Climber Dallin Smith and his girlfriend are depicted chilling out in their self-made lawn chairs that they attached 350 feet high on a cliff wall in Utah. You can look at the amazing pictures here. Smith weaved his own lawn chairs and explains “the springs aren’t bolted in. They just rest nicely in a crack.” Did someone say “death wish”?
It might be one of the biggest paradoxes of our generation of parents and fits Generation X to a tee. Generation X’ers are rough and tough pragmatists born into the cultural chaos of a new social operating system. Many of us have made it our life project to create order out of disorder, of which a great part goes through over-protecting our children from various harms. At the same time we have established and popularized leisure time activities and entertainment concepts that have far more in common with roman gladiator shows than with Yo Gabba Gabba. Pretend for a moment that you are a martian witnessing the bizarre behavior of a middle-aged guy who is imposing on himself the trauma of a 10-mile military training circuit carrying a 35 lbs rucksack, military boots, going through mud, ice baths, barbed wire and electric shocks. Upon returning home all bloody and sweaty, he reunites with his little princess whom he never lets out of sight lest she stumbles and skins her knee while he turns his muscular back for a split second. You will catch him carefully examining her Halloween candy for poison and razor blades which she received at her neighbor’s doors while his watchful eyes followed her trick-or-treating from the safe distance of the sidewalk curb. “You just never know.” And after dishing out his hard earned money to earn whipping commands from his ruthless bootcamp instructor at 5 am, God forbid if his children’s coaches ruffle their feathers or fails to hand them a trophy at the end of the season, regardless of performance.

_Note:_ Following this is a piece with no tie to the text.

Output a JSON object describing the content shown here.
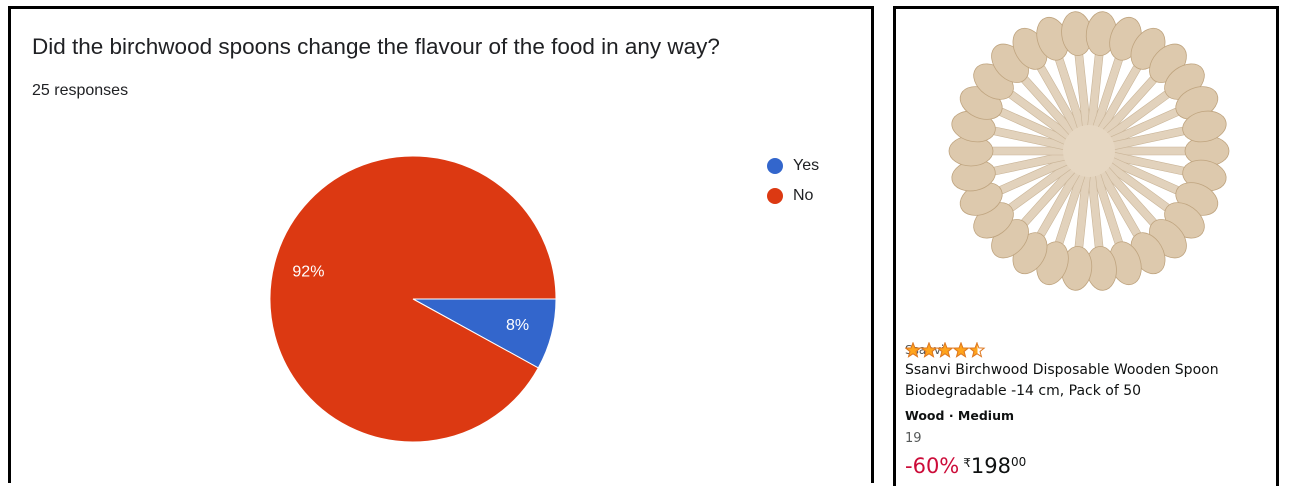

I’m no psychoanalyst, but there seems to be another paradox at play here. Could the seeming schizophrenia of seeking personal risks all while going great lengths in protecting your own progeny from harm be the effect of what is called risk compensation? Risk compensation is a theory which tries to understand the behavior of people engaging in potentially hazardous activities. It refers to the tendency of people to adjust their behavior in response to the perceived level of risk, behaving less cautiously where they feel more protected and more cautiously where they feel a higher level of risk (Wikipedia).
The popularity of extreme sports has increased in parallel with our rapidly developing safety obsession in other areas. While Generation X went through childhood fairly unprotected, they live their adult years worrying about “today’s childhood” which seems ‘so much more dangerous these days’. (Seriously, for most Americans childhood is no more dangerous today than it was in the years of second-hand smoke and seatbelt free cars). Could it be that parents now seek risk homeostasis by subjecting themselves to thrilling experiences they could never imagine letting their own kids do?
Try asking a Generation X parent what is his or her most exhilarating childhood memory and they will tell you stories of doing pranks like ring and run in the dusk, diving from tall cliffs and conversing with eccentric strangers in unsupervised places. Let the same stories be told by their kids and that twinkle in the parents’ eyes would quickly turn to terror.
Partly driven by the news-as-entertainment juggernaut, partly by market researchers finding new niches of profit in the endless well of parental fear, have we reached a point where we are so scared of our own shadows around our kids that we are about to suffocate their free movement to an extent we would never tolerate for own rugged selves?
Ironically, at the same time as we grown-ups find new creative ways to cure our mountain climbing vertigo, we are tarnishing these same beautiful stone formations for the sake of safety-proofing the great outdoors for our children. By coincidence that was the main story at Free Range Kids today. We sure live in a time of great paradoxes.